Failure to address violations may also cause FDA to withhold issuance of Export Certificates. FDA may withhold approval of new applications or supplements listing your firm as a drug manufacturer until any violations are completely addressed and we confirm your compliance with CGMP. We may re-inspect to verify that you have completed corrective actions to address any violations.
This letter notifies you of our findings and provides you an opportunity to address the above deficiencies. After you receive this letter, respond to this office in writing within 15 working days. Specify what you have done to address any violations and to prevent their recurrence. In response to this letter, you may provide additional information for our consideration as we continue to assess your activities and practices. If you cannot complete corrective actions within 15 working days, state your reasons for delay and your schedule for completion.
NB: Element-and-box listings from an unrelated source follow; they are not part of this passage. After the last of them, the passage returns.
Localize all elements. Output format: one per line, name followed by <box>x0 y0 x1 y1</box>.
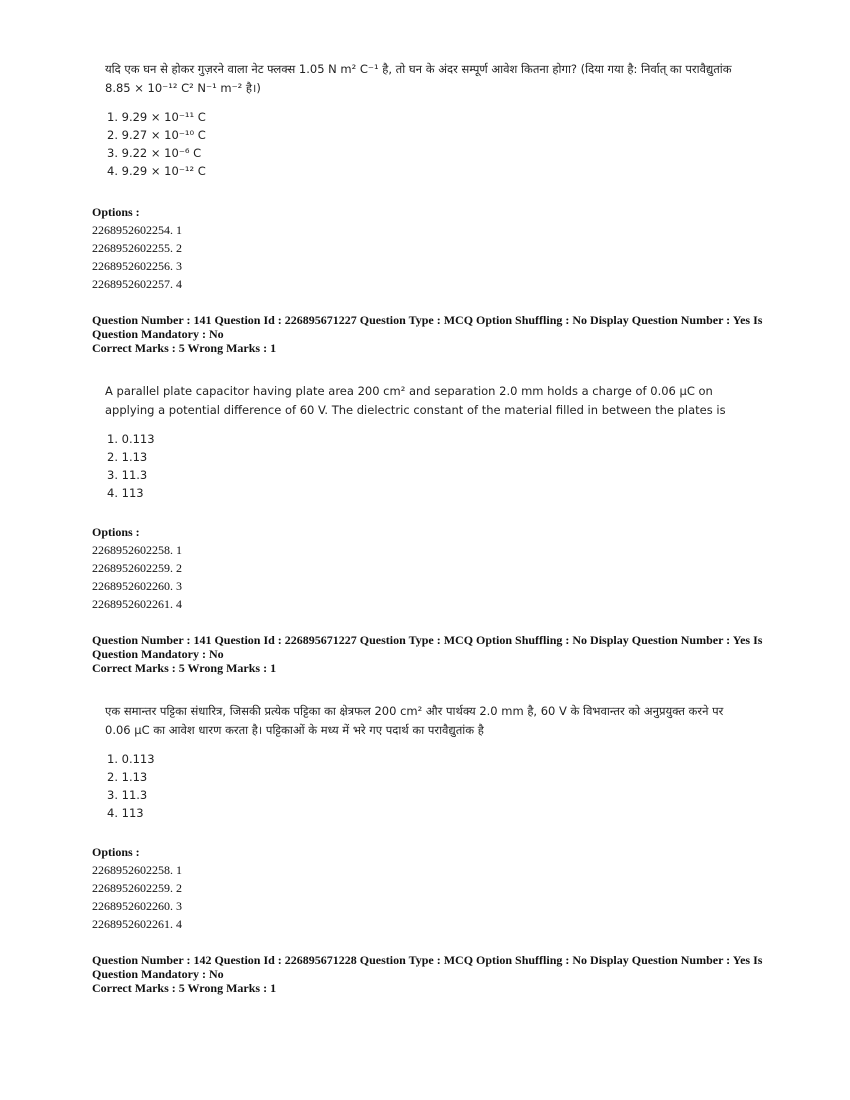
options-label: Options : <box>92 845 140 859</box>
answer-choice: 3. 9.22 × 10⁻⁶ C <box>107 146 202 160</box>
option-id: 2268952602257. 4 <box>92 277 182 291</box>
answer-choice: 3. 11.3 <box>107 468 148 482</box>
answer-choice: 1. 0.113 <box>107 752 155 766</box>
question-marks: Correct Marks : 5 Wrong Marks : 1 <box>92 981 277 995</box>
option-id: 2268952602258. 1 <box>92 863 182 877</box>
question-meta-line: Question Number : 141 Question Id : 226895671227 Question Type : MCQ Option Shuffling : No Display Question Number : Yes Is <box>92 313 763 327</box>
question-text-block <box>105 702 745 822</box>
question-text-block <box>105 60 745 180</box>
question-marks: Correct Marks : 5 Wrong Marks : 1 <box>92 661 277 675</box>
answer-choice: 2. 1.13 <box>107 450 148 464</box>
option-id: 2268952602259. 2 <box>92 881 182 895</box>
option-id: 2268952602255. 2 <box>92 241 182 255</box>
option-id: 2268952602254. 1 <box>92 223 182 237</box>
question-text: एक समान्तर पट्टिका संधारित्र, जिसकी प्रत्येक पट्टिका का क्षेत्रफल 200 cm² और पार्थक्य 2.0 mm है, 60 V के विभवान्तर को अनुप्रयुक्त करने पर 0.06 μC का आवेश धारण करता है। पट्टिकाओं के मध्य में भरे गए पदार्थ का परावैद्युतांक है <box>105 704 724 737</box>
options-list <box>92 843 182 933</box>
question-meta-line: Question Mandatory : No <box>92 327 224 341</box>
options-list <box>92 523 182 613</box>
answer-choice: 3. 11.3 <box>107 788 148 802</box>
question-meta-line: Question Mandatory : No <box>92 967 224 981</box>
question-meta <box>92 633 772 675</box>
answer-choice: 4. 113 <box>107 806 144 820</box>
option-id: 2268952602261. 4 <box>92 597 182 611</box>
question-text: A parallel plate capacitor having plate area 200 cm² and separation 2.0 mm holds a charge of 0.06 μC on applying a potential difference of 60 V. The dielectric constant of the material filled in between the plates is <box>105 384 726 417</box>
option-id: 2268952602260. 3 <box>92 579 182 593</box>
option-id: 2268952602259. 2 <box>92 561 182 575</box>
option-id: 2268952602261. 4 <box>92 917 182 931</box>
answer-choice: 4. 113 <box>107 486 144 500</box>
option-id: 2268952602260. 3 <box>92 899 182 913</box>
options-list <box>92 203 182 293</box>
answer-choice: 1. 0.113 <box>107 432 155 446</box>
question-meta-line: Question Number : 142 Question Id : 226895671228 Question Type : MCQ Option Shuffling : No Display Question Number : Yes Is <box>92 953 763 967</box>
answer-choice: 2. 1.13 <box>107 770 148 784</box>
option-id: 2268952602256. 3 <box>92 259 182 273</box>
question-meta-line: Question Number : 141 Question Id : 226895671227 Question Type : MCQ Option Shuffling : No Display Question Number : Yes Is <box>92 633 763 647</box>
answer-choice: 2. 9.27 × 10⁻¹⁰ C <box>107 128 206 142</box>
options-label: Options : <box>92 525 140 539</box>
answer-choice: 4. 9.29 × 10⁻¹² C <box>107 164 206 178</box>
question-meta <box>92 313 772 355</box>
question-text-block <box>105 382 745 502</box>
answer-choice: 1. 9.29 × 10⁻¹¹ C <box>107 110 206 124</box>
question-text: यदि एक घन से होकर गुज़रने वाला नेट फ्लक्स 1.05 N m² C⁻¹ है, तो घन के अंदर सम्पूर्ण आवेश कितना होगा? (दिया गया है: निर्वात् का परावैद्युतांक 8.85 × 10⁻¹² C² N⁻¹ m⁻² है।) <box>105 62 732 95</box>
question-marks: Correct Marks : 5 Wrong Marks : 1 <box>92 341 277 355</box>
question-meta-line: Question Mandatory : No <box>92 647 224 661</box>
option-id: 2268952602258. 1 <box>92 543 182 557</box>
options-label: Options : <box>92 205 140 219</box>
question-meta <box>92 953 772 995</box>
Your response should refer to Case # 660268. Please address your reply via email to: ORAPHARM3_RESPONSES@fda.hhs.gov
Attention: Brian Nicholson, Compliance Officer
U.S. Food and Drug Administration
Division of Pharmaceutical Quality Operations Division III
If you have questions regarding the contents of this letter, please contact Compliance Officer, Brian Nicholson at (630) 207-9337.
Nicholas F. Lyons
Director of Compliance
Division of Pharmaceutical Quality Operations III
Jeffrey D. Meng
Program Division Director
Division of Pharmaceutical Quality Operations III
Kaoni N. Rhodes
Regional Health, Safety, Quality and Environmental Manager
Brenntag Great Lakes, LLC
4420 N. Harley Davidson Avenue
Wauwatosa, WI 53225
1 i.e., Quality System, Facilities & Equipment System, Materials System, Production System, Packaging & Labeling System, and Laboratory Control System per FDA’s guidance document Quality Systems Approach to Pharmaceutical CGMP Regulations.